EM: Do you sculpt your heads and your hands separately?
MVT: Yes, I do. On this one I actually used little tiny armatures for the fingers. The clay rolled a little bit on the wire, but it gave me something to work with. It worked really well. I'm going to continue to do that. The hands have a lot of detail. I like to do the heads mounted on a small board so I can spin it around and around, and work on it from all angles. I like to get the head done before the body is done, so that I can match the body to the head. The same thing with the hands.

EM: Do you use little ball bearings or spheres for eyes?
MVT: I have not used those yet. On this one I got kind of lucky and the eyes are actually round. It just takes a lot of work.

EM: So how do you approach the planning for mold making and cutting the model apart?
MVT: Well that's something I'm still learning about. On the first one, the bust, that wasn't necessary. On the second one, I only removed the arms. For this one, the head, the hands, and one leg will be separate pieces. But for mold making I hand it off, so that's the concern of others.

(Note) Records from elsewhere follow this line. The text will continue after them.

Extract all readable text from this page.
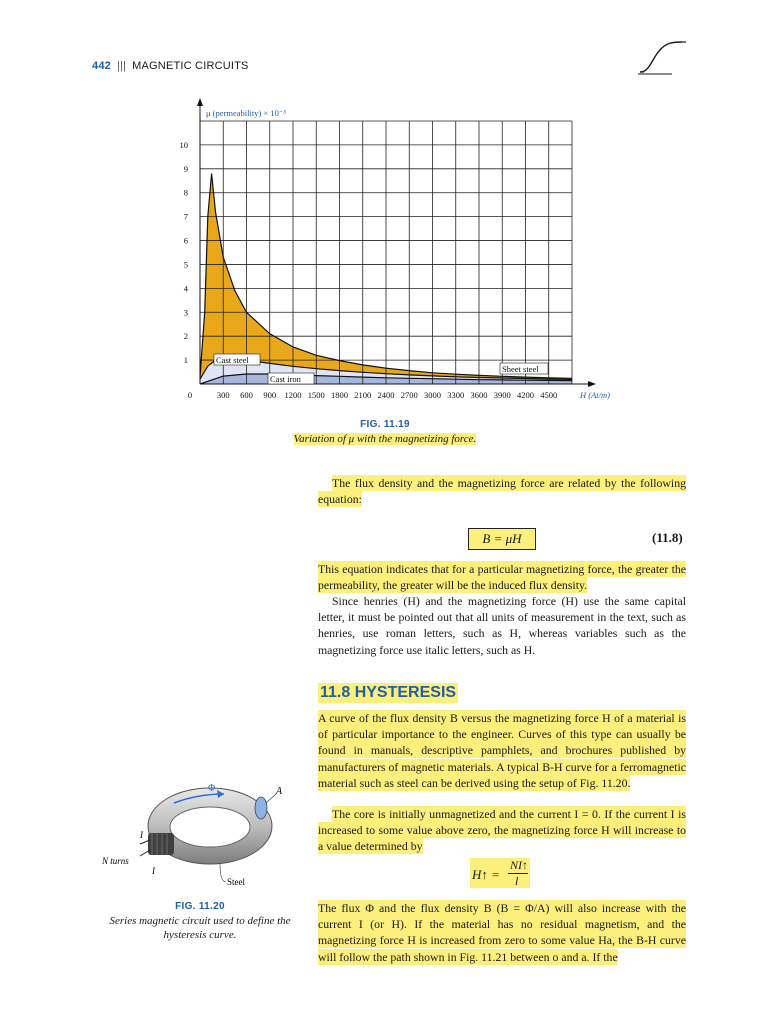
442 ||| MAGNETIC CIRCUITS
300 600 900 1200 1500 1800 2100 2400 2700 3000 3300 3600 3900 4200 4500
1
2
3
4
5
6
7
8
9
10
0	H (At/m)
μ (permeability) × 10⁻³
Cast steel
Cast iron
Sheet steel
FIG. 11.19
Variation of μ with the magnetizing force.

The flux density and the magnetizing force are related by the following equation:

B = μH	(11.8)

This equation indicates that for a particular magnetizing force, the greater the permeability, the greater will be the induced flux density.

Since henries (H) and the magnetizing force (H) use the same capital letter, it must be pointed out that all units of measurement in the text, such as henries, use roman letters, such as H, whereas variables such as the magnetizing force use italic letters, such as H.

11.8 HYSTERESIS

A curve of the flux density B versus the magnetizing force H of a material is of particular importance to the engineer. Curves of this type can usually be found in manuals, descriptive pamphlets, and brochures published by manufacturers of magnetic materials. A typical B-H curve for a ferromagnetic material such as steel can be derived using the setup of Fig. 11.20.

The core is initially unmagnetized and the current I = 0. If the current I is increased to some value above zero, the magnetizing force H will increase to a value determined by

H↑ =
NI↑
l

The flux Φ and the flux density B (B = Φ/A) will also increase with the current I (or H). If the material has no residual magnetism, and the magnetizing force H is increased from zero to some value Ha, the B-H curve will follow the path shown in Fig. 11.21 between o and a. If the

Φ	A
I
I
N turns
Steel
FIG. 11.20
Series magnetic circuit used to define the hysteresis curve.
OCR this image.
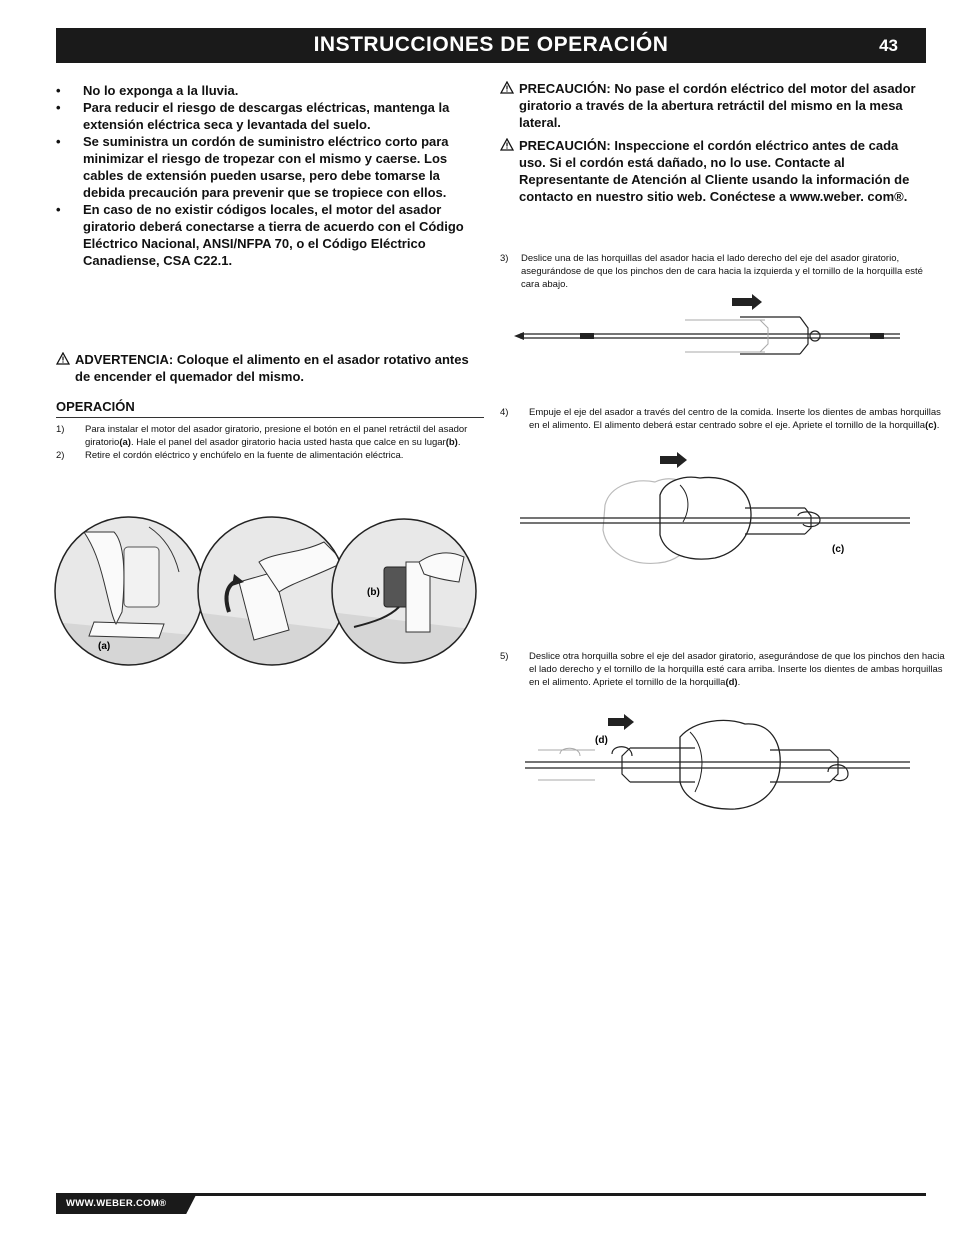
INSTRUCCIONES DE OPERACIÓN	43
• No lo exponga a la lluvia.
• Para reducir el riesgo de descargas eléctricas, mantenga la extensión eléctrica seca y levantada del suelo.
• Se suministra un cordón de suministro eléctrico corto para minimizar el riesgo de tropezar con el mismo y caerse. Los cables de extensión pueden usarse, pero debe tomarse la debida precaución para prevenir que se tropiece con ellos.
• En caso de no existir códigos locales, el motor del asador giratorio deberá conectarse a tierra de acuerdo con el Código Eléctrico Nacional, ANSI/NFPA 70, o el Código Eléctrico Canadiense, CSA C22.1.
ADVERTENCIA: Coloque el alimento en el asador rotativo antes de encender el quemador del mismo.
OPERACIÓN
1) Para instalar el motor del asador giratorio, presione el botón en el panel retráctil del asador giratorio(a). Hale el panel del asador giratorio hacia usted hasta que calce en su lugar(b).
2) Retire el cordón eléctrico y enchúfelo en la fuente de alimentación eléctrica.
(a)
(b)
PRECAUCIÓN: No pase el cordón eléctrico del motor del asador giratorio a través de la abertura retráctil del mismo en la mesa lateral.
PRECAUCIÓN: Inspeccione el cordón eléctrico antes de cada uso. Si el cordón está dañado, no lo use. Contacte al Representante de Atención al Cliente usando la información de contacto en nuestro sitio web. Conéctese a www.weber. com®.
3) Deslice una de las horquillas del asador hacia el lado derecho del eje del asador giratorio, asegurándose de que los pinchos den de cara hacia la izquierda y el tornillo de la horquilla esté cara abajo.
4) Empuje el eje del asador a través del centro de la comida. Inserte los dientes de ambas horquillas en el alimento. El alimento deberá estar centrado sobre el eje. Apriete el tornillo de la horquilla(c).
(c)
5) Deslice otra horquilla sobre el eje del asador giratorio, asegurándose de que los pinchos den hacia el lado derecho y el tornillo de la horquilla esté cara arriba. Inserte los dientes de ambas horquillas en el alimento. Apriete el tornillo de la horquilla(d).
(d)
WWW.WEBER.COM®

EM: So what does the future hold for you, Mark? Do you plan to stick with garage kits for a while?
MVT: For now, yes. I'm going to keep on doing it and see where it takes me. I'm definitely not making a living from it right now, so I guess it's a hobby. But I really enjoy it.

EM: So what's the deadline for the kits? What's the price range? Will instructions be included or color box art?
MVT: The kit will be debuting at the April Chiller Theatre Con., they'll have maybe a dozen or more kits. They'll be taking orders. I'm hoping it will sell well. The price range will be competitive, but I'm not sure what it is. I'm going to be doing the box art. It will be color. I was trained as an illustrator. I've done my share as an illustrator, but I don't do it for a living anymore. It'll probably be a mixed media painting. My medium of preference for control is colored pencil, with some oil on top of it to pull it together. It's an interesting technique. Jayco doesn't usually provide an instruction sheet, because the kits are pretty self-explanatory. We're hoping that the box art plus common sense will do the job. As far as the positioning of the hands, people will have a choice. There are going to be two different hands; one will have the puzzle box and one will have the switchblade. I'm sure everyone has their own preference. I have mine, but I'm not saying what it is now! You can have it look the way you want it to. You can take that extra hand and stick it in the middle of the back if you want (laughs). Customize it!